Some of the people at the agency are also trying really hard. If you look at the TSA blog, which was one of the earliest blogs launched by any federal agency, and still remains among its best, there’s a concerted effort to engage the public in a smart way. When attention-seekers exaggerate their mistreatment at the hands of the TSA, they don’t get engaged in a back-and-forth, they just post footage of the event in question. When TSA agents screw up, they don’t publicly shame them, they just talk about what their standards are for employees. Obviously, the range and scope of current complaints have overwhelmed their social media staff of late, but part of me thinks they’ll have either reasonable answers for many situations, or take accountability for the times when they were clearly wrong. I recently answered an Ask MetaFilter question about how to contact the TSA to object to current screening procedures, and was pretty surprised at the range of options available to a citizen who wants to contact the agency, as well as the likelihood of getting a thoughful response.

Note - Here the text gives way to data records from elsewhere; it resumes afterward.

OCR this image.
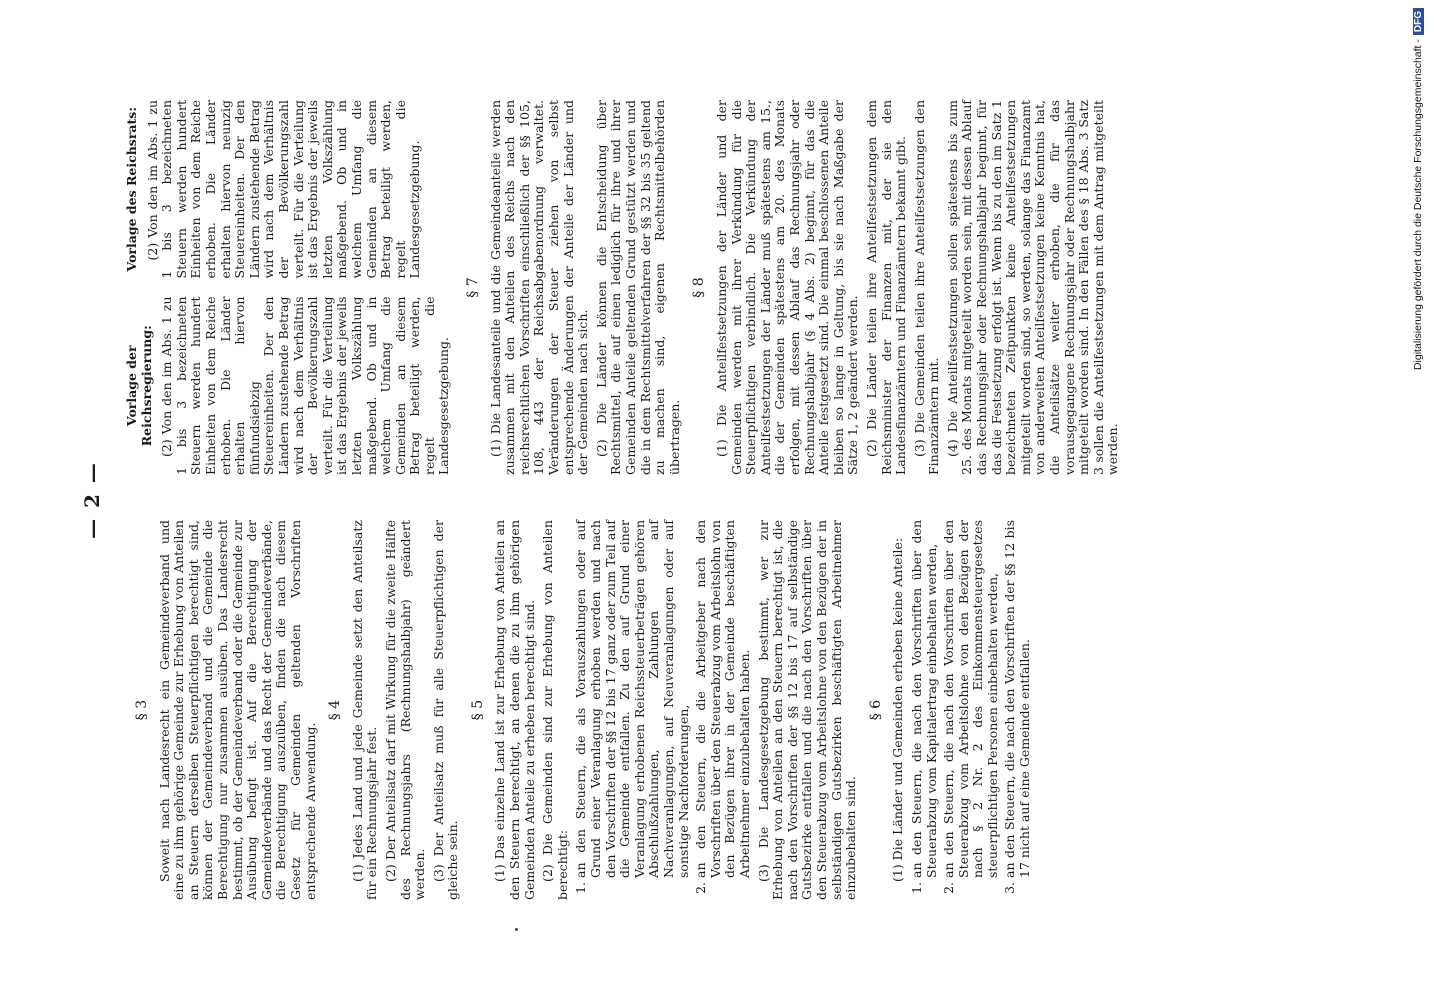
— 2 —
§ 3 Soweit nach Landesrecht ein Gemeindeverband und eine zu ihm gehörige Gemeinde zur Erhebung von Anteilen an Steuern derselben Steuerpflichtigen berechtigt sind, können der Gemeindeverband und die Gemeinde die Berechtigung nur zusammen ausüben. Das Landesrecht bestimmt, ob der Gemeindeverband oder die Gemeinde zur Ausübung befugt ist. Auf die Berechtigung der Gemeindeverbände und das Recht der Gemeindeverbände, die Berechtigung auszuüben, finden die nach diesem Gesetz für Gemeinden geltenden Vorschriften entsprechende Anwendung.

§ 4 (1) Jedes Land und jede Gemeinde setzt den Anteilsatz für ein Rechnungsjahr fest. (2) Der Anteilsatz darf mit Wirkung für die zweite Hälfte des Rechnungsjahrs (Rechnungshalbjahr) geändert werden. (3) Der Anteilsatz muß für alle Steuerpflichtigen der gleiche sein.

§ 5 (1) Das einzelne Land ist zur Erhebung von Anteilen an den Steuern berechtigt, an denen die zu ihm gehörigen Gemeinden Anteile zu erheben berechtigt sind. (2) Die Gemeinden sind zur Erhebung von Anteilen berechtigt: 1. an den Steuern, die als Vorauszahlungen oder auf Grund einer Veranlagung erhoben werden und nach den Vorschriften der §§ 12 bis 17 ganz oder zum Teil auf die Gemeinde entfallen. Zu den auf Grund einer Veranlagung erhobenen Reichssteuerbeträgen gehören Abschlußzahlungen, Zahlungen auf Nachveranlagungen, auf Neuveranlagungen oder auf sonstige Nachforderungen, 2. an den Steuern, die die Arbeitgeber nach den Vorschriften über den Steuerabzug vom Arbeitslohn von den Bezügen ihrer in der Gemeinde beschäftigten Arbeitnehmer einzubehalten haben. (3) Die Landesgesetzgebung bestimmt, wer zur Erhebung von Anteilen an den Steuern berechtigt ist, die nach den Vorschriften der §§ 12 bis 17 auf selbständige Gutsbezirke entfallen und die nach den Vorschriften über den Steuerabzug vom Arbeitslohne von den Bezügen der in selbständigen Gutsbezirken beschäftigten Arbeitnehmer einzubehalten sind.

§ 6 (1) Die Länder und Gemeinden erheben keine Anteile: 1. an den Steuern, die nach den Vorschriften über den Steuerabzug vom Kapitalertrag einbehalten werden, 2. an den Steuern, die nach den Vorschriften über den Steuerabzug vom Arbeitslohne von den Bezügen der nach § 2 Nr. 2 des Einkommensteuergesetzes steuerpflichtigen Personen einbehalten werden, 3. an den Steuern, die nach den Vorschriften der §§ 12 bis 17 nicht auf eine Gemeinde entfallen.
Vorlage der Reichsregierung: (2) Von den im Abs. 1 zu 1 bis 3 bezeichneten Steuern werden hundert Einheiten von dem Reiche erhoben. Die Länder erhalten hiervon fünfundsiebzig Steuereinheiten. Der den Ländern zustehende Betrag wird nach dem Verhältnis der Bevölkerungszahl verteilt. Für die Verteilung ist das Ergebnis der jeweils letzten Volkszählung maßgebend. Ob und in welchem Umfang die Gemeinden an diesem Betrag beteiligt werden, regelt die Landesgesetzgebung.

Vorlage des Reichsrats: (2) Von den im Abs. 1 zu 1 bis 3 bezeichneten Steuern werden hundert Einheiten von dem Reiche erhoben. Die Länder erhalten hiervon neunzig Steuereinheiten. Der den Ländern zustehende Betrag wird nach dem Verhältnis der Bevölkerungszahl verteilt. Für die Verteilung ist das Ergebnis der jeweils letzten Volkszählung maßgebend. Ob und in welchem Umfang die Gemeinden an diesem Betrag beteiligt werden, regelt die Landesgesetzgebung.

§ 7 (1) Die Landesanteile und die Gemeindeanteile werden zusammen mit den Anteilen des Reichs nach den reichsrechtlichen Vorschriften einschließlich der §§ 105, 108, 443 der Reichsabgabenordnung verwaltet. Veränderungen der Steuer ziehen von selbst entsprechende Änderungen der Anteile der Länder und der Gemeinden nach sich. (2) Die Länder können die Entscheidung über Rechtsmittel, die auf einen lediglich für ihre und ihrer Gemeinden Anteile geltenden Grund gestützt werden und die in dem Rechtsmittelverfahren der §§ 32 bis 35 geltend zu machen sind, eigenen Rechtsmittelbehörden übertragen.

§ 8 (1) Die Anteilfestsetzungen der Länder und der Gemeinden werden mit ihrer Verkündung für die Steuerpflichtigen verbindlich. Die Verkündung der Anteilfestsetzungen der Länder muß spätestens am 15., die der Gemeinden spätestens am 20. des Monats erfolgen, mit dessen Ablauf das Rechnungsjahr oder Rechnungshalbjahr (§ 4 Abs. 2) beginnt, für das die Anteile festgesetzt sind. Die einmal beschlossenen Anteile bleiben so lange in Geltung, bis sie nach Maßgabe der Sätze 1, 2 geändert werden. (2) Die Länder teilen ihre Anteilfestsetzungen dem Reichsminister der Finanzen mit, der sie den Landesfinanzämtern und Finanzämtern bekannt gibt. (3) Die Gemeinden teilen ihre Anteilfestsetzungen den Finanzämtern mit. (4) Die Anteilfestsetzungen sollen spätestens bis zum 25. des Monats mitgeteilt worden sein, mit dessen Ablauf das Rechnungsjahr oder Rechnungshalbjahr beginnt, für das die Festsetzung erfolgt ist. Wenn bis zu den im Satz 1 bezeichneten Zeitpunkten keine Anteilfestsetzungen mitgeteilt worden sind, so werden, solange das Finanzamt von anderweiten Anteilfestsetzungen keine Kenntnis hat, die Anteilsätze weiter erhoben, die für das vorausgegangene Rechnungsjahr oder Rechnungshalbjahr mitgeteilt worden sind. In den Fällen des § 18 Abs. 3 Satz 3 sollen die Anteilfestsetzungen mit dem Antrag mitgeteilt werden.

Digitalisierung gefördert durch die Deutsche Forschungsgemeinschaft -DFG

All of that being said, obviously I still have misgivings about the awful experience so many of us have at the airport. I’m especially affronted because I know many of the common forms of objection, including merely opting out of the body-scanning devices, would earn me far more of an inconvenience or delay at the airport than the other folks who are protesting, simply because of how I look.
But the worst excesses of the TSA are caused by our culture, and the agency is responding to our culture’s values. If you want them to change their behavior, you’ll have to engage with your neighbors and fellow citizens about their fears, and evolve the way we all respond to them. They may find that conversation to be far too invasive, and you’ll have to decide what to do when they ask to opt-out.